Hablando desde una perspectiva global, hay que decir que en Marruecos y durante más de dos décadas, hay una dinámica importante a favor de la promoción de la igualdad de género en todos los ámbitos, incluido el político. Si las mujeres están presentes en estas elecciones de 2021 es porque el gobierno lleva a cabo, desde la constitución del 2011, una serie de proyectos de leyes orgánicas llamadas todas a contribuir a la promoción de la participación de las mujeres en la política y al mejoramiento de su representatividad. Sin embargo, pese a estos esfuerzos que se hicieron y que se están haciendo, todavía estamos lejos del principio de paridad que es fundamental para una participación efectiva. Las nuevas disposiciones de la reforma electoral no se reflejan en la realidad ya que las mujeres no están presentes en los órganos ejecutivos de los partidos políticos, por lo cual su representatividad política no llega a las aspiraciones. El problema, pues, no está solo en las leyes sino también, y sobre todo, en las mentalidades machistas que son incapaces de asimilar y aplicar las leyes por eso ponen todo tipo de trabas para impedirlas. Y las cifras hablan por sí solas, solo 4 mujeres entre los 23 ministros forman parte del actual Gobierno, y en el Parlamento, de 350 diputados solo 81 son mujeres de las que dos tercios fueron elegidas obligatoriamente por el sistema de cuotas. 

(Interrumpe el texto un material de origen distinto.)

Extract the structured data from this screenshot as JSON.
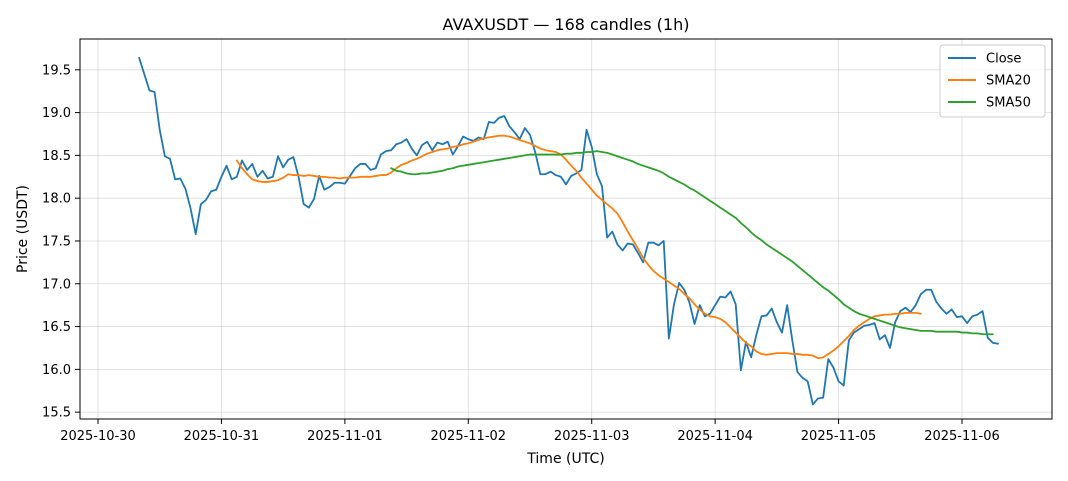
{
  "chart_data": {
    "type": "line",
    "title": "AVAXUSDT — 168 candles (1h)",
    "xlabel": "Time (UTC)",
    "ylabel": "Price (USDT)",
    "x_ticks": [
      "2025-10-30",
      "2025-10-31",
      "2025-11-01",
      "2025-11-02",
      "2025-11-03",
      "2025-11-04",
      "2025-11-05",
      "2025-11-06"
    ],
    "y_ticks": [
      "15.5",
      "16.0",
      "16.5",
      "17.0",
      "17.5",
      "18.0",
      "18.5",
      "19.0",
      "19.5"
    ],
    "xlim": [
      "2025-10-29T20:30:00",
      "2025-11-06T17:30:00"
    ],
    "ylim": [
      15.42,
      19.86
    ],
    "grid": true,
    "legend_position": "top-right",
    "x_start": "2025-10-30T08:00:00",
    "x_step_hours": 1,
    "series": [
      {
        "name": "Close",
        "color": "#1f77b4",
        "offset": 0,
        "values": [
          19.64,
          19.45,
          19.26,
          19.24,
          18.8,
          18.49,
          18.46,
          18.22,
          18.23,
          18.11,
          17.88,
          17.58,
          17.93,
          17.98,
          18.08,
          18.1,
          18.25,
          18.38,
          18.22,
          18.25,
          18.44,
          18.33,
          18.4,
          18.25,
          18.32,
          18.23,
          18.25,
          18.49,
          18.36,
          18.45,
          18.48,
          18.25,
          17.93,
          17.89,
          17.99,
          18.26,
          18.1,
          18.13,
          18.18,
          18.18,
          18.17,
          18.26,
          18.35,
          18.4,
          18.4,
          18.33,
          18.35,
          18.51,
          18.55,
          18.56,
          18.63,
          18.65,
          18.69,
          18.58,
          18.5,
          18.62,
          18.66,
          18.56,
          18.65,
          18.63,
          18.66,
          18.51,
          18.61,
          18.72,
          18.69,
          18.67,
          18.71,
          18.69,
          18.89,
          18.88,
          18.94,
          18.96,
          18.84,
          18.77,
          18.69,
          18.82,
          18.74,
          18.54,
          18.28,
          18.28,
          18.31,
          18.27,
          18.25,
          18.16,
          18.26,
          18.29,
          18.33,
          18.8,
          18.6,
          18.28,
          18.14,
          17.54,
          17.61,
          17.46,
          17.39,
          17.47,
          17.46,
          17.36,
          17.25,
          17.48,
          17.48,
          17.45,
          17.5,
          16.36,
          16.76,
          17.01,
          16.93,
          16.78,
          16.53,
          16.75,
          16.62,
          16.65,
          16.75,
          16.85,
          16.84,
          16.91,
          16.76,
          15.99,
          16.32,
          16.14,
          16.4,
          16.62,
          16.63,
          16.71,
          16.55,
          16.43,
          16.75,
          16.34,
          15.97,
          15.9,
          15.86,
          15.59,
          15.66,
          15.67,
          16.12,
          16.02,
          15.86,
          15.81,
          16.34,
          16.43,
          16.47,
          16.51,
          16.52,
          16.54,
          16.35,
          16.4,
          16.25,
          16.55,
          16.68,
          16.72,
          16.67,
          16.75,
          16.88,
          16.93,
          16.93,
          16.79,
          16.71,
          16.65,
          16.7,
          16.61,
          16.62,
          16.54,
          16.62,
          16.64,
          16.68,
          16.37,
          16.31,
          16.3
        ]
      },
      {
        "name": "SMA20",
        "color": "#ff7f0e",
        "offset": 19,
        "values": [
          18.44,
          18.35,
          18.28,
          18.22,
          18.2,
          18.19,
          18.19,
          18.2,
          18.21,
          18.24,
          18.28,
          18.27,
          18.27,
          18.26,
          18.27,
          18.26,
          18.25,
          18.25,
          18.24,
          18.24,
          18.23,
          18.24,
          18.24,
          18.24,
          18.25,
          18.25,
          18.25,
          18.26,
          18.27,
          18.27,
          18.3,
          18.35,
          18.39,
          18.41,
          18.44,
          18.46,
          18.49,
          18.52,
          18.54,
          18.56,
          18.57,
          18.58,
          18.6,
          18.61,
          18.63,
          18.64,
          18.66,
          18.68,
          18.7,
          18.71,
          18.72,
          18.73,
          18.73,
          18.72,
          18.7,
          18.68,
          18.66,
          18.64,
          18.61,
          18.58,
          18.56,
          18.55,
          18.54,
          18.51,
          18.45,
          18.38,
          18.32,
          18.24,
          18.17,
          18.1,
          18.03,
          17.98,
          17.93,
          17.88,
          17.82,
          17.72,
          17.61,
          17.51,
          17.41,
          17.3,
          17.22,
          17.15,
          17.1,
          17.06,
          17.02,
          16.98,
          16.94,
          16.88,
          16.83,
          16.76,
          16.7,
          16.65,
          16.62,
          16.61,
          16.59,
          16.55,
          16.49,
          16.43,
          16.37,
          16.31,
          16.27,
          16.21,
          16.18,
          16.17,
          16.18,
          16.19,
          16.19,
          16.19,
          16.18,
          16.18,
          16.17,
          16.17,
          16.16,
          16.13,
          16.14,
          16.18,
          16.22,
          16.27,
          16.33,
          16.39,
          16.46,
          16.51,
          16.55,
          16.59,
          16.62,
          16.63,
          16.64,
          16.64,
          16.65,
          16.65,
          16.66,
          16.66,
          16.66,
          16.65
        ]
      },
      {
        "name": "SMA50",
        "color": "#2ca02c",
        "offset": 49,
        "values": [
          18.35,
          18.32,
          18.31,
          18.29,
          18.28,
          18.28,
          18.29,
          18.29,
          18.3,
          18.31,
          18.32,
          18.34,
          18.35,
          18.37,
          18.38,
          18.39,
          18.4,
          18.41,
          18.42,
          18.43,
          18.44,
          18.45,
          18.46,
          18.47,
          18.48,
          18.49,
          18.5,
          18.51,
          18.51,
          18.51,
          18.51,
          18.51,
          18.51,
          18.51,
          18.52,
          18.52,
          18.53,
          18.53,
          18.54,
          18.54,
          18.55,
          18.54,
          18.53,
          18.51,
          18.49,
          18.47,
          18.45,
          18.43,
          18.4,
          18.38,
          18.36,
          18.34,
          18.32,
          18.29,
          18.25,
          18.22,
          18.19,
          18.16,
          18.12,
          18.09,
          18.05,
          18.01,
          17.97,
          17.93,
          17.89,
          17.85,
          17.81,
          17.77,
          17.71,
          17.66,
          17.6,
          17.55,
          17.51,
          17.46,
          17.42,
          17.38,
          17.34,
          17.3,
          17.26,
          17.21,
          17.16,
          17.11,
          17.06,
          17.01,
          16.96,
          16.92,
          16.87,
          16.82,
          16.76,
          16.72,
          16.68,
          16.65,
          16.63,
          16.61,
          16.59,
          16.57,
          16.55,
          16.53,
          16.51,
          16.49,
          16.48,
          16.47,
          16.46,
          16.45,
          16.45,
          16.45,
          16.44,
          16.44,
          16.44,
          16.44,
          16.44,
          16.43,
          16.43,
          16.42,
          16.42,
          16.41,
          16.41,
          16.41
        ]
      }
    ]
  }
}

Si verdaderamente queremos una democracia de calidad, es necesario la inclusión de las mujeres en la política porque ellas pueden cambiar el mundo. Es de saber que la mujer marroquí es fuerte, es capaz de dirigir y tomar decisiones, de hecho en nuestra sociedad son las mujeres que dirigen a sus familias, que educan a sus hijos, ellas están en todos los oficios trabajando fuera y dentro de casa haciéndolo todo, y por lo tanto pueden cambiarlo todo. No olvidemos que en la historia de Marruecos, existieron mujeres líderes, gobernadoras fuertes y luchadoras que supieron dirigir y gobernar a sus pueblos con éxito total. Si hoy son pocas las mujeres que llegan a espacios de representación política es porque vivimos en un entorno hostil a la promoción femenina.  Las mujeres, por ende, tienen que emprender una lucha política contra todas las discriminaciones, una lucha unida a otras reivindicaciones sobre todo la de la educación. La educación es fundamental y puede solucionar todos los problemas. No podemos reprochar a las mujeres su ignorancia y su falta de participación sino les dejamos educarse, sino luchamos contra el analfabetismo, sino les proporcionamos un entorno social y cultural favorable para que puedan acceder a la formación profesional y universitaria.

Sin lugar a duda, la participación de la mujer en la política no puede realizarse sin antes reformar la educación. Necesitamos una educación igualitaria basada sobre el principio de paridad capaz de cambiar las mentalidades y construir otra generación de mujeres que creen en su fuerza y poder. Recuperando la confianza en sí, la mujer marroquí puede recuperar su liderazgo.